Webhook Replay Shields: Building Idempotent Handlers That Do Not Blink



Hook: The Retry Storm That Paid the Same Invoice Twice
Your billing system consumes Stripe webhooks. A transient network blip causes Stripe to retry the invoice.paid event five times. Your handler validates the signature, but the processing logic is not idempotent: it credits the customer account and triggers an email each time. Later that month, an attacker replays older events with valid signatures, causing duplicate payouts. You discover there is no replay guard, no nonce table, and no visibility into which events were processed.
In this article we build webhook handlers that absorb replays safely. We cover signature verification, nonce storage, rate limiting, and tests you can run locally with real payloads. Examples use Express (Node.js) and Rails, but the patterns apply widely.
The Problem Deep Dive
Webhooks are attractive targets because:
- Signatures validate authenticity but not uniqueness. Attackers can replay signed payloads within allowed windows.
- Handlers often mutate state. Idempotency is an afterthought.
- Infrastructure retries. Load balancers or API gateways duplicate requests.
- Clock skew. Timestamp validation fails when system clocks drift.
Example anti-pattern in Node:
app.post("/stripe/webhook", bodyParser.raw({ type: "application/json" }), (req, res) => {
const event = stripe.webhooks.constructEvent(req.body, req.headers["stripe-signature"], secret);
if (event.type === "invoice.paid") {
creditAccount(event.data.object.customer);
}
res.sendStatus(200);
});
No replay detection, no logging, and creditAccount is not idempotent.
Technical Solutions
Quick Patch: Idempotency Store
Store event IDs in a durable store (Redis, Postgres).
const processedKey = `stripe:event:${event.id}`;
const inserted = await redis.set(processedKey, "1", { NX: true, EX: 24 * 3600 });
if (!inserted) {
return res.sendStatus(200);
}
Rails example:
processed = ProcessedEvent.find_or_initialize_by(event_id: event.id)
return head :ok if processed.persisted?
processed.save!
Durable Fix: Signature + Timestamp + Nonce
- Verify signature using vendor SDK.
- Validate timestamp within a small window (5 minutes).
- Store event ID with TTL.
- For mutable operations, wrap business logic in transactions.
Node (Express):
const tolerance = 5 * 60;
const signature = req.headers["stripe-signature"] as string;
const event = stripe.webhooks.constructEvent(req.body, signature, secret, tolerance);
const inserted = await redis.set(processedKey, now.toString(), { NX: true, EX: 7 * 24 * 3600 });
if (!inserted) {
logger.info({ eventId: event.id }, "duplicate webhook ignored");
return res.sendStatus(200);
}
await processInvoice(event.data.object);
res.sendStatus(200);
Event Schema Validation
Ensure payload matches expected structure.

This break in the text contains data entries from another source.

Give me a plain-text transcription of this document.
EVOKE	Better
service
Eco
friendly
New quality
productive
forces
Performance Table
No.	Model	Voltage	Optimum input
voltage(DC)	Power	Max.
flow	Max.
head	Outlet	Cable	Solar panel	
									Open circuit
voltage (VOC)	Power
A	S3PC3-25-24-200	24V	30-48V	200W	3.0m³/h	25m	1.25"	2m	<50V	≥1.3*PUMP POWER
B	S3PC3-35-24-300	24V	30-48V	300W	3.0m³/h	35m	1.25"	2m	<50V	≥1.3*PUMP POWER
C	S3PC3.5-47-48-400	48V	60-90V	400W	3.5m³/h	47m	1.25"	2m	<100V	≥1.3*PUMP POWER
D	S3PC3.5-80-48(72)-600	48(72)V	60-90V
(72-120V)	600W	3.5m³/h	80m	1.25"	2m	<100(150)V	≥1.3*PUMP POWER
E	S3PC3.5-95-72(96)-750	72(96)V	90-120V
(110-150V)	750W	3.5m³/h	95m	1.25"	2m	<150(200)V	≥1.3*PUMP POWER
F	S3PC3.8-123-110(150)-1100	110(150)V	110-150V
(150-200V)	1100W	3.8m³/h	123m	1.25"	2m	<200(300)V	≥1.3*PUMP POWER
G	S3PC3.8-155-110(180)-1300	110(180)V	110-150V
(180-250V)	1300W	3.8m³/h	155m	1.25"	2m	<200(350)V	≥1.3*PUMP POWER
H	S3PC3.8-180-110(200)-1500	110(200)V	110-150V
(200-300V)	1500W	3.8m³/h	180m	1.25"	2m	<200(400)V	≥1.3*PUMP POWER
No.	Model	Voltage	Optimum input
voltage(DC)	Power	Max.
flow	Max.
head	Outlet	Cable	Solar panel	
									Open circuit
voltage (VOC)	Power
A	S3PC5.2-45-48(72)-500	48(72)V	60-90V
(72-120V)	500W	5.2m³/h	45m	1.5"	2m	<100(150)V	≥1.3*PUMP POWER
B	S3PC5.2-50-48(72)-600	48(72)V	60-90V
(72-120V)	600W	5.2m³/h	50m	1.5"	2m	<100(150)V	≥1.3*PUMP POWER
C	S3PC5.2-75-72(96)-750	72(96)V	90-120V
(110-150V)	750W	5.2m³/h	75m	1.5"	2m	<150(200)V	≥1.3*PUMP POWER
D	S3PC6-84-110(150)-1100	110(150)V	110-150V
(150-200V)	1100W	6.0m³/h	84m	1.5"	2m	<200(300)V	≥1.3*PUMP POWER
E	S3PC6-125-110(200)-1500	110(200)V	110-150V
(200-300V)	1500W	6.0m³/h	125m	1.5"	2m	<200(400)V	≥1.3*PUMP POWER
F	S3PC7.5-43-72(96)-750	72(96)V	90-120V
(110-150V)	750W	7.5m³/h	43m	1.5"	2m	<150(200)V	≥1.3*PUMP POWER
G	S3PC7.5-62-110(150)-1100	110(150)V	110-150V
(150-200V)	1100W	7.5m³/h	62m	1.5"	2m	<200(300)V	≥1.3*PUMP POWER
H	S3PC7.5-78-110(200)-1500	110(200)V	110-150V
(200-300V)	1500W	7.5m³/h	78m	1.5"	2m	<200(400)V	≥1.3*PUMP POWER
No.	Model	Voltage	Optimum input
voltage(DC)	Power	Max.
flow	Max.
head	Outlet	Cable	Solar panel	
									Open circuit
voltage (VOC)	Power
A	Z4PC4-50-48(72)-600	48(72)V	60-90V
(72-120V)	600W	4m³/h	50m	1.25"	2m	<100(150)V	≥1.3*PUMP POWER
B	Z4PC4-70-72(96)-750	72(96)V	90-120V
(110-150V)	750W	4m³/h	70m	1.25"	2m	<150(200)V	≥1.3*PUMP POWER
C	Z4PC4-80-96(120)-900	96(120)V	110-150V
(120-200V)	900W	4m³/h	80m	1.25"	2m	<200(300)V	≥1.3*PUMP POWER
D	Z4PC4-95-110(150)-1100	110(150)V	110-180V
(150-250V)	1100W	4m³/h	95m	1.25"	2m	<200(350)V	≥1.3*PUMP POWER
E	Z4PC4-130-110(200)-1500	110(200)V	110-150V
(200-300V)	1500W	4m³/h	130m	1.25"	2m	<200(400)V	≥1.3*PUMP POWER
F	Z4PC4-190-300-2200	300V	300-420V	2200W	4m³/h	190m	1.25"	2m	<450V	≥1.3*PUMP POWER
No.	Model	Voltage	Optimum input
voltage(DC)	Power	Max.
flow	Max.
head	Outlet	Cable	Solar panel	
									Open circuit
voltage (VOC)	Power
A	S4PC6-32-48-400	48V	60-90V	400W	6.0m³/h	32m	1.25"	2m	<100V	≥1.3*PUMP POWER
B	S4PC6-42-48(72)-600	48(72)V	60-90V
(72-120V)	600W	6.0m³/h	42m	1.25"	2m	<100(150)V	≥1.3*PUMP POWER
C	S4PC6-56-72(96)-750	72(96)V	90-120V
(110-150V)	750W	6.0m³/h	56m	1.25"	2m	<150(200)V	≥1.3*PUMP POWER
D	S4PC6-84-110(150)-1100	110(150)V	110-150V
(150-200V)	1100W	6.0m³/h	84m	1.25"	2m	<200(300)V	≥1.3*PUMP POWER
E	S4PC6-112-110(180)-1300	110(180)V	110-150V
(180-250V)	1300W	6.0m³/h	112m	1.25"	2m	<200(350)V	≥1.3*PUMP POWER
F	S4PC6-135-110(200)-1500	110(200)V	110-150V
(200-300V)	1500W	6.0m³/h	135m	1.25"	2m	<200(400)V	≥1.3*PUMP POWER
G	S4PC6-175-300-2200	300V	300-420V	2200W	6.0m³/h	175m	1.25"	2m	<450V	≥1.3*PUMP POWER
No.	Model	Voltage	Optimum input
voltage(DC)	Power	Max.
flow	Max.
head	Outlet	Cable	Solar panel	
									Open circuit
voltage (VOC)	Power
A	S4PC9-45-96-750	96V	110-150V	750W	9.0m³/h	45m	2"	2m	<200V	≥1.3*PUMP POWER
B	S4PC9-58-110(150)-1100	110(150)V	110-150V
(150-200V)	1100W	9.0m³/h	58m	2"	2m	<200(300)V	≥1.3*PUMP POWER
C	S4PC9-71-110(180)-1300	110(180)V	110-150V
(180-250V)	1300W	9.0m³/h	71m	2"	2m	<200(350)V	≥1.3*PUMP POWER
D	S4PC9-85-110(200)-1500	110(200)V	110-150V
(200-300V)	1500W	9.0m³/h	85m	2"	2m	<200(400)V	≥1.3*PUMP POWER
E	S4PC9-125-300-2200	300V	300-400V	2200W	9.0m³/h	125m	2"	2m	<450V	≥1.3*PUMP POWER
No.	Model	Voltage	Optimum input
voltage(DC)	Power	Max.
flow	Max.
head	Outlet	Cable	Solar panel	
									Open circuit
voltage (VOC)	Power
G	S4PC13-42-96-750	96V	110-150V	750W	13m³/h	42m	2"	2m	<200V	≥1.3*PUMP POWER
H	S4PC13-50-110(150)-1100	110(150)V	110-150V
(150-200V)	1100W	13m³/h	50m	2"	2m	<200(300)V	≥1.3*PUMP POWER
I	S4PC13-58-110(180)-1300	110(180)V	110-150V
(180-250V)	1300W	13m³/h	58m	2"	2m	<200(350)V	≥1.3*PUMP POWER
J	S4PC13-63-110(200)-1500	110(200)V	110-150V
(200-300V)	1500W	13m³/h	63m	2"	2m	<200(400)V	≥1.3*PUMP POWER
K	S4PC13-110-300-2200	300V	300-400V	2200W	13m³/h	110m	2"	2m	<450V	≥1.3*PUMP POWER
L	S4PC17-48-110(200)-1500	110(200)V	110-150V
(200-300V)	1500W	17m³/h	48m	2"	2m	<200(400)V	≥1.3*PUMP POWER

Use zod in Node or ActiveModel::Type in Rails to coerce types. Reject unexpected fields to avoid deserialization exploits.
Side Effects in Transactions
Wrap state mutations in transactions:
ActiveRecord::Base.transaction do
account = Account.lock.find_by!(stripe_customer: customer_id)
account.credit!(amount)
WebhookLog.create!(event_id: event.id, payload: payload)
end
If processing fails, delete the processed marker or use SETNX with short TTL so replays retry work.
Monitoring and Alerting
- Log event IDs, timestamps, client IPs.
- Expose metrics for
webhook.duplicates,webhook.signature_failures. - Alert when duplicates spike.
Alprina Policies
Detect missing replay guards by scanning for webhook controllers without ProcessedEvent checks. Ensure timestamp tolerance configs exist.
Testing & Verification
- Use vendor CLI (
stripe trigger) to send test events. Run integration tests verifying duplicates are ignored. - Write unit tests for the nonce store, including TTL expiry.
- Simulate clock skew by adjusting system time or mocking
Date.now(). - Run load tests with k6 or autocannon to ensure Redis/Postgres scaling handles bursts.
Common Questions & Edge Cases
What if Redis goes down? Fallback to database or fail closed (return 500 so vendor retries later). Monitor cache availability.
How long should I store event IDs? At least as long as vendors might retry (Stripe: 24h+). Many teams keep 7-30 days for forensics.
Can we rely on vendor idempotency keys? Some APIs provide idempotency keys per request. Use them, but still record events locally.
What about multi-tenant environments? Namespace keys by tenant ID to avoid collisions and cross-tenant leakage.
Do we need WAF rules? Rate limiting and IP allow lists help, but signatures and idempotency are primary defenses.
Conclusion
A secure webhook handler treats every request as potentially repeated. Verify signatures, limit time windows, store processed IDs, and wrap side effects in transactions. With these guardrails in place, retry storms and replay attacks become routine events, not incidents.